Oskar Kolberg. Dzieła wszystkie. Mazowsze. T.26 cz. III

Obrzędy domowe

Chrzciny

  1. Gdy się chłopu urodzi dziecko, stara się oto, aby je jak najrychlej ochrzcić i zaprasza w kumy kilku sąsiadów i sąsiadek; a wtedy jadą we troje (t. j. ojciec i rodzice chrzestni) do kościoła.
  2. Do chrztu trzyma je matka chrzestna owinięte w ręcznik; dziad kościelny da ojcu i obojgu kumom (a czasem i matce, jeśli ta jest obecną) po świecy woskowej (gromnicy) do rąk podczas aktu, które odbiera po chrzcie.
  3. Potem matka chrzestna daje dziecku koszulkę i czapeczkę, a czasami i pieluszkę; a ojciec chrzestny parę złotych w pieniądzach, plaster miodu. W chałupie jest poczesne t.j. krótki, z dwóch potraw złożony objad. Wynagradzają tak babkę (akuszerkę) która dziecko umyła do chrztu i oblekła w koszulkę do kościoła, dając jej parę złotych i częstując.
  4. Na chrzcinach nie powinna być obecną żadna dziewka ani panna, chyba domowa (np. w domu służąca lub siostra męża albo żony), lubo i ta często się wówczas z domu oddala, lub też taka która wzywaną lub proszoną bywa w kumy t. j. na matkę chrzestną, najczęściej ze sfery wyższej, jak np.: ekonomówna, dworska panna i t. d.
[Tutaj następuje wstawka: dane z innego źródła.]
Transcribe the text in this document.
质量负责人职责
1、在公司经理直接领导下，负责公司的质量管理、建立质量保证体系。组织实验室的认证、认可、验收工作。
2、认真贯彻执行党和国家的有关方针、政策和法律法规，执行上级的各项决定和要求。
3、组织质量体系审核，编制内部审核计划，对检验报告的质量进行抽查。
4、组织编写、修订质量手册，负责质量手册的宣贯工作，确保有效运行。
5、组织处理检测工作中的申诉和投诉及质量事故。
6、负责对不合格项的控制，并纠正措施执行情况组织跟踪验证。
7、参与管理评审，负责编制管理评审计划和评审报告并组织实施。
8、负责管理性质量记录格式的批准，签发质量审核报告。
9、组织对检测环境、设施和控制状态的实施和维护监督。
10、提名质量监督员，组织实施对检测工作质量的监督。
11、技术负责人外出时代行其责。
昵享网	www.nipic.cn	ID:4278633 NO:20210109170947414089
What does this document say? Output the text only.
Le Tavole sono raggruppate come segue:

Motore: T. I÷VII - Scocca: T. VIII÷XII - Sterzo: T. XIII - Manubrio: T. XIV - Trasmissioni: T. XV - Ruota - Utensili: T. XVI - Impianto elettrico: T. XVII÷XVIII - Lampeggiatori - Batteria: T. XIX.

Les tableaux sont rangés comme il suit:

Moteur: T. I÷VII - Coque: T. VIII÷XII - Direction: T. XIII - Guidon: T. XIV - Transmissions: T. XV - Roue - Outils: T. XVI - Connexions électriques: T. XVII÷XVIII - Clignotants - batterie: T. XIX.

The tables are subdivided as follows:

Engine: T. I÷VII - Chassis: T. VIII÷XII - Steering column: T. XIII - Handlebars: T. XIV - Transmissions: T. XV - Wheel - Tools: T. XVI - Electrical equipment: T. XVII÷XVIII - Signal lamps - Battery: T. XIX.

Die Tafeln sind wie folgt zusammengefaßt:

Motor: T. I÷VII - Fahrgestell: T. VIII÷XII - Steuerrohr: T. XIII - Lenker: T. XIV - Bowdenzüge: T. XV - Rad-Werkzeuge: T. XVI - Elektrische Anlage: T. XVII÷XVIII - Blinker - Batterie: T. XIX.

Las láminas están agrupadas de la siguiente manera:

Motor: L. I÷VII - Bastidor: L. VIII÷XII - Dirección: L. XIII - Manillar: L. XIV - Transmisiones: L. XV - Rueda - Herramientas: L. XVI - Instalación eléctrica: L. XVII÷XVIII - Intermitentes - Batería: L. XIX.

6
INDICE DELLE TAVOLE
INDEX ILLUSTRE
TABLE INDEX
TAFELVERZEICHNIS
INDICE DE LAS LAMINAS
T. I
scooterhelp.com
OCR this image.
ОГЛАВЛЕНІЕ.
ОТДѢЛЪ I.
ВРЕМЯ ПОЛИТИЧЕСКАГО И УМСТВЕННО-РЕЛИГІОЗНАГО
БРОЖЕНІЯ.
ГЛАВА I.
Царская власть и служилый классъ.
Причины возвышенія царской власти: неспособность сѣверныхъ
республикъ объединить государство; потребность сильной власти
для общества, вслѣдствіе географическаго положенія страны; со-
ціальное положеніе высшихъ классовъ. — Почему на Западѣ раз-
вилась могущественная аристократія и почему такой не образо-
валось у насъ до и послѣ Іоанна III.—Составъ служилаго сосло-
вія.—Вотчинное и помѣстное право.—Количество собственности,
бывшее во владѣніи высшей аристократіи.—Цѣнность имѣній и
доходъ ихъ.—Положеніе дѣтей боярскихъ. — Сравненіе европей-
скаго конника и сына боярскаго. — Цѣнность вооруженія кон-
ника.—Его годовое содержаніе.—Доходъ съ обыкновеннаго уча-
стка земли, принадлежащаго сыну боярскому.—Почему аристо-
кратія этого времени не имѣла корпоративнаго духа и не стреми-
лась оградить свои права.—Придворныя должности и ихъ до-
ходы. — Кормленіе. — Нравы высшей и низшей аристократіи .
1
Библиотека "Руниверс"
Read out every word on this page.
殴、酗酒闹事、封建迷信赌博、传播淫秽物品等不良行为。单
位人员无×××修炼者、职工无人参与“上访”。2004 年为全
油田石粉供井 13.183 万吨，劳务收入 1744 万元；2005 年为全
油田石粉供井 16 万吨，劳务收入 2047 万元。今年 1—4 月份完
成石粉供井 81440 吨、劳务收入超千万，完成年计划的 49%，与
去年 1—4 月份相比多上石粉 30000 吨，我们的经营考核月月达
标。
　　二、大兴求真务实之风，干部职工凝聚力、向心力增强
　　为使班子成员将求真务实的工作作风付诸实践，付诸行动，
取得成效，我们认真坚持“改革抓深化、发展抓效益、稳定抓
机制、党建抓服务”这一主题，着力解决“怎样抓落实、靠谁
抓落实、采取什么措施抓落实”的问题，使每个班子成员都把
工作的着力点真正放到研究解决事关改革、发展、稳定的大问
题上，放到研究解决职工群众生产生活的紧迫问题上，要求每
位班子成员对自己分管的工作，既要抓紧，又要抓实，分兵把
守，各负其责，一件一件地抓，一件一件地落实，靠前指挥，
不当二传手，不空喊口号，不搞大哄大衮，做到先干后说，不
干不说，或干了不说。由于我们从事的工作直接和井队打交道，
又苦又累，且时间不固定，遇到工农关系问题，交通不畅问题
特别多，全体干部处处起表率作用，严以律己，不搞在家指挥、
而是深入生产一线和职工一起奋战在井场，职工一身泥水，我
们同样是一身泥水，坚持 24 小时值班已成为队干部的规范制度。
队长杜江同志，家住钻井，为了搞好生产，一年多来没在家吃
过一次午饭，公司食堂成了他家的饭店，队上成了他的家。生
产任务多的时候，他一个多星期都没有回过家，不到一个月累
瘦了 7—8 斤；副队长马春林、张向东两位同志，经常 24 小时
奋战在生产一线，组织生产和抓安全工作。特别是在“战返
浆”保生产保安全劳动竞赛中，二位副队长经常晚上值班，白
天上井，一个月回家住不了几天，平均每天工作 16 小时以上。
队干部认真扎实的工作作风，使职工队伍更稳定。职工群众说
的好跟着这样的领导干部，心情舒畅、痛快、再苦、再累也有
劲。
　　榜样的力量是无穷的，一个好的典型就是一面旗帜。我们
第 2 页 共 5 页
Tycze się to samo i parobków kawalerów.
  5. Ubiegają się natomiast chłopki i dziewczyny skwapliwie, o trzymanie do chrztu dziecka z nieprawego łoża (z dziewki) zrodzonego, gdyż są przekonani, że dziewczynom len się będzie rodził i wiódł, a parobkom konie, Ci, idąc w kumy biorą wówczas z sobą do ręki uździenice, dziewczyny zaś płótna kawałek lub wrzeciono (Kraszew, pod Radzyminem).
  6. Jeśli dziecię przy chrzcie płacze, to będzie zawsze zdrowem.
  7. Ojciec chrzestny idąc do chrztu przez ulicę, nie powinien palić fajki ani cygara, bo dziecku będzie z ust słychać.
  8. Gdy się urodzi chłopiec, trzeba go najpierw (przed pieluszką) w spódnicę owinąć, a będzie miał szczęście do kobiet. Dziewczynkę przeciwnie, owija się w gatki męzkie, by miała z czasem mnóstwo wielbicieli pragnących ją pojąć, i mogła z nich wybrać najlepszego.
  9. Matka nie powinna dziecka swego, choćby najmniejszego i świeżo narodzonego, w nogi całować; bo mu szczęście odbiera.
  10. Narzeczeni nie powinni razem trzymać dziecka do chrztu, bo się nie pobiorą. 

Przesądy tyczące się dzieci

  1. Jeśli gość nie usiędzie, to dziecko nie zaśnie.
  2. Dziecka śpiącego nie całować, bo mu się sen odbiera.
  3. Ażeby dziecko (niemowlę) uchronić od uroku, trzeba z niem trzy razy przejść przez drogę (t.j. tam i napowrót w poprzek drogi i odmówić trzy Zdrowaśki (Wola Rasztowska)
  4. Aby dziecku odczynić urok, matka zliznąć mu go trzy razy powinna z czoła, i splunąć za każdym razem.
  5. Na dziecko nie trzeba mówić – żabka! żabka! – bo nie urośnie.
  6. Nie brać dziecka do lustra, aby się w niem przeglądało, bo ciężką będzie miało mowę.
  7. Gdy dziecko dostaje ząbki od góry, to się nie będzie chowało (wychowywało, żyło); gdy zaś od dołu, to będzie żyło długie lata.
  8. Jeżeli dziecko (niemowlę) płacze przez sen, znaczy to że matka pierw umrze (niż ojciec); a jak się śmieje, to ojciec.
  9. Jeśli dziecię niema snu, to matka po uczesaniu się, powinna dwa grzebienie, gęsty i rzadki, włożyć dziecku pod poduszkę, a sen się polepszy.
  10. W wodzie deszczowej nie kąpać dziecka, bo choroby wszelkie będzie w siebie wciągało.
  11. W piątek nie kąpać dziecka, bo skłonne będzie do suchot.
  12. W czasie odstawiania dziecka od piersi, kto chce mieć dziecko zawsze tłustem, powinien odstawić je na pełni księżyca; kto je chce mieć ładnem, na nowiu.
  13. Dziecię będzie miało szczęście, gdy się w czepku urodzi.